Treat patients with hyperlipidemia and presumed nonalcoholic fatty liver disease with atorvastatin to reduce the risk of cardiovascular events.1
STRENGTH OF RECOMMENDATION
B: Based on a single prospective randomized controlled trial (RCT).
Athyros VG, Tziomalos K, Gossios TD, et al. Safety and efficacy of long-term statin treatment for cardiovascular events in patients with coronary heart disease and abnormal liver tests in the Greek Atorvastatin and Coronary Heart Disease Evaluation (GREACE) Study: a post hoc analysis. Lancet. 2010; 376:1916-1922.
ILLUSTRATIVE CASE
An obese 58-year-old man with type 2 diabetes comes to your office for follow-up. His low-density lipoprotein cholesterol (LDL-C) is 130 mg/dL; triglycerides, 300 mg/dL; alanine transaminase (ALT), 110 units/L; and aspartate transaminase (AST), 120 units/L. The patient’s work-up for chronic hepatitis B and C, autoimmune hepatitis, hemochromatosis, and Wilson’s disease are negative, and you rule out alcohol misuse based on his medical history. An ultrasound of the patient’s liver reveals hepatic steatosis, and you diagnose nonalcoholic fatty liver disease (NAFLD). Should you start him on a statin?
Patients with central obesity, diabetes, hypertension, hyperlipidemia, and metabolic syndrome are at high risk of developing NAFLD. These conditions have increased in prevalence, and NAFLD is now the most common cause of liver disease in the United States.2 In Western industrialized countries, approximately 30% of the general population and 70% to 90% of patients with diabetes will develop NAFLD.3 Although most patients are asymptomatic, their liver enzymes are elevated. To diagnose NAFLD, it is necessary to rule out alcoholic hepatitis with a medical history, and viral hepatitis, hereditary hemochromatosis, Wilson’s disease, and autoimmune hepatitis with laboratory testing. Ultrasound reveals fat accumulation in the liver.
Treatment for NAFLD has little evidence of benefit
Patients with NAFLD have a much higher mortality rate than that of the general public, primarily because of cardiovascular disease.4-6 Increased physical activity and weight loss is the only therapy that has solid evidence of a benefit,7 although other treatments, such as insulin-sensitizing drugs (metformin or pioglitazone), may be beneficial.8 Surprisingly, atorvastatin has been found to reduce aminotransferase levels in patients with NAFLD,9,10 but clinicians are often concerned about prescribing a statin for patients with elevated liver enzymes. In one study, 50% of primary care physicians said they would not prescribe statins for patients whose liver enzymes are 1.5× the upper limit of normal (ULN).11
STUDY SUMMARY: Statins lower risk of cardiovascular morbidity and mortality
The Greek Atorvastatin and Coronary Heart Disease Evaluation (GREACE) study was a randomized, prospective open-label, intention-to-treat trial involving 1600 patients.

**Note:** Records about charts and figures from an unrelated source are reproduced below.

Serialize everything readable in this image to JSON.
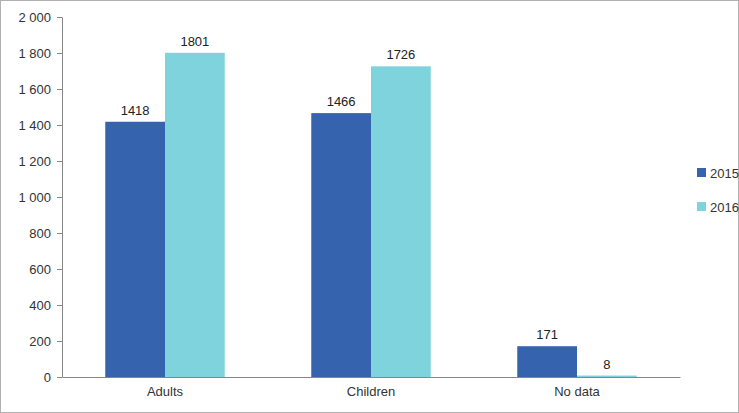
{
  "chart_data": {
    "type": "bar",
    "categories": [
      "Adults",
      "Children",
      "No data"
    ],
    "series": [
      {
        "name": "2015",
        "color": "#3563ae",
        "values": [
          1418,
          1466,
          171
        ]
      },
      {
        "name": "2016",
        "color": "#7fd3dc",
        "values": [
          1801,
          1726,
          8
        ]
      }
    ],
    "ylim": [
      0,
      2000
    ],
    "yticks": [
      0,
      200,
      400,
      600,
      800,
      {
        "value": 1000,
        "label": "1 000"
      },
      {
        "value": 1200,
        "label": "1 200"
      },
      {
        "value": 1400,
        "label": "1 400"
      },
      {
        "value": 1600,
        "label": "1 600"
      },
      {
        "value": 1800,
        "label": "1 800"
      },
      {
        "value": 2000,
        "label": "2 000"
      }
    ],
    "grid": false,
    "legend": "right",
    "data_labels": true
  }
}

All had established coronary heart disease (CHD), were younger than 75 years, and had triglycerides <400 mg/dL and LDL-C >100 mg/dL. The study reviewed here—evaluating the risk-to-benefit ratio of using a statin to treat hyperlipidemia in patients with NAFLD—was a post hoc analysis of the GREACE study.1
Participants were randomized to either usual care or structured care with atorvastatin, starting at 10 mg/d and adjusted to 80 mg/d to bring the LDL-C level below 100 mg/dL. In the usual care group, treatment included lifestyle changes plus necessary drug treatments (only 30% of those in the usual care group received hyperlipidemia drugs). Patients were followed after medication dose titration, then every 6 months for 3 years. Serum ALT and AST were measured at baseline, at 6 weeks, and every 6 months.
At baseline, mild-to-moderate increases (<3× ULN) in ALT/AST were noted in 437 of the 1600 patients. For these patients, alcoholic hepatitis, chronic hepatitis B and C, Wilson’s disease, and autoimmune hepatitis were excluded by history, laboratory tests, and ultrasound, and the elevated liver enzymes were attributed to NAFLD.
The primary endpoints were the first occurrence of any cardiovascular event, including nonfatal myocardial infarction, revascularization, unstable angina, heart failure, and stroke; all-cause mortality; and CHD mortality. The relative risk (RR) for such events was calculated for the 437 patients with elevated liver enzymes, compared with that of patients without abnormal liver tests. Elevated liver enzymes and liver-related adverse events were secondary endpoints.
A cardiovascular event occurred in 10% (22/227) of the patients with elevated liver enzymes who received a statin, and 30% (63/210) of patients who had elevated liver enzymes but did not receive a statin.